Shareholder agreements are an invaluable tool for protecting your business

“Business plans and budgets tend to exclude provision for legal documentation such as a shareholders’ agreement or joint venture agreement,” says Sonel Martin, a company and commercial law specialist with law firm Furley Page.

“It’s not until something goes horribly wrong or a party wishes to exit that thought is given to the legal and practical implications of the business relationship. That’s why it’s worth investing in a professionally drafted shareholders’ agreement when setting up a company with fellow business partners or entering into a joint venture,” adds Sonel.

“It will give all parties concerned direction, clarity and certainty as to the nature, extent and consequences of their relationship and will pave the way should any disputes or deadlocks occur, or should the parties wish to part ways or terminate the joint venture.”

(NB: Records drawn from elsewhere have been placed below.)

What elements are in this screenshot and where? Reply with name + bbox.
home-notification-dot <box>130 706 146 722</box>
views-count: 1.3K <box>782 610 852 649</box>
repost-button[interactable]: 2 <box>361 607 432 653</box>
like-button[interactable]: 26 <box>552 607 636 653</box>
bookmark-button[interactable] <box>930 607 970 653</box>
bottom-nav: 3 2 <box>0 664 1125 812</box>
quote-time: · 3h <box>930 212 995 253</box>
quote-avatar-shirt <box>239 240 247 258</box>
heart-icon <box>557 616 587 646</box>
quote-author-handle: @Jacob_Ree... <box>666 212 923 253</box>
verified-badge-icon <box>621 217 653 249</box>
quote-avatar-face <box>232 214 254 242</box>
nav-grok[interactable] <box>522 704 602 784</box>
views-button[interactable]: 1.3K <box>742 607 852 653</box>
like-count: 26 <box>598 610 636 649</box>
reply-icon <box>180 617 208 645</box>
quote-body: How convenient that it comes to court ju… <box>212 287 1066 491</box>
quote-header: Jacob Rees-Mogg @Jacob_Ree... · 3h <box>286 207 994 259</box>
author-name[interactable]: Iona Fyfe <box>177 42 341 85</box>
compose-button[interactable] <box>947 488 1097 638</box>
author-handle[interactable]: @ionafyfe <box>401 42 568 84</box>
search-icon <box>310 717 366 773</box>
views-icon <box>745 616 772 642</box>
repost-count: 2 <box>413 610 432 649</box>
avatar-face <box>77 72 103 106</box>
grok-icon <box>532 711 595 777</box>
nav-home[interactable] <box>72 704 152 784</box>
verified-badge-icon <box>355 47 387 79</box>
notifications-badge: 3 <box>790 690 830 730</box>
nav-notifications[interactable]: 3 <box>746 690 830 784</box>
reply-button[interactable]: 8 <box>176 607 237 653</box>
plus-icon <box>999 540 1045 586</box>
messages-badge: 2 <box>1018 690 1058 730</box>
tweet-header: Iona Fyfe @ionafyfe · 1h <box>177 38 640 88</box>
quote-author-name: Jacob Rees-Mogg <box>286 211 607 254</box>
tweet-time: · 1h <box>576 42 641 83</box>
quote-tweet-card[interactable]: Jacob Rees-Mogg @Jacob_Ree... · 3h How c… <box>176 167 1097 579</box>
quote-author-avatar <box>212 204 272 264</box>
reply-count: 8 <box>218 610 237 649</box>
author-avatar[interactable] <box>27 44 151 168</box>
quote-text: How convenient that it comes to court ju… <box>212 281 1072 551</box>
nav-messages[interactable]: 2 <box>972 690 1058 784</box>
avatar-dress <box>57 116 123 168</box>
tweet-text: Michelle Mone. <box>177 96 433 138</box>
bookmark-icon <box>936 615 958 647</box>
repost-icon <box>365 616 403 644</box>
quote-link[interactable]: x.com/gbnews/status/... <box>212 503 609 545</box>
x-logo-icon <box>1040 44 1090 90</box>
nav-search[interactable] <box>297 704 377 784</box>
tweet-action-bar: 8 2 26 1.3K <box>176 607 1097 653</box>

A shareholders’ agreement can also provide for and deal with other important issues, including:

  • board constitution and control of the management of the business;
  • contributions of each party and how those contributions may be applied;
  • agreeing and amending a business plan;
  • terms on which shares can be transferred;
  • distribution policy;
  • reserved matters to protect any minority shareholders;
  • confidentiality and restrictive covenants;
  • ownership in intellectual property rights.

Although these matters could potentially be included in the company’s articles of association, most of them will not be included by default on the incorporation of a company and the parties would need to have the articles amended to include them.

In addition, the articles of association is a public document and any provisions included will be subject to company law, limiting the scope of bespoke provisions.

“In contrast, a shareholders’ agreement is a totally private document, and enforceable only between the parties, which means you have the flexibility to tailor the provisions according to personal requirements and circumstances,” says Sonel.

Depending on the parties’ exit strategies, it is also worth considering putting relevant insurances in place, coupled with cross-options, to ensure value for a leaving party.

Sonel adds: “Our experience is that, in the long run, the potential cost of unravelling an undocumented arrangement may far exceed the cost of drafting a shareholders’ agreement at the outset, even in the case of an initially small business operation.”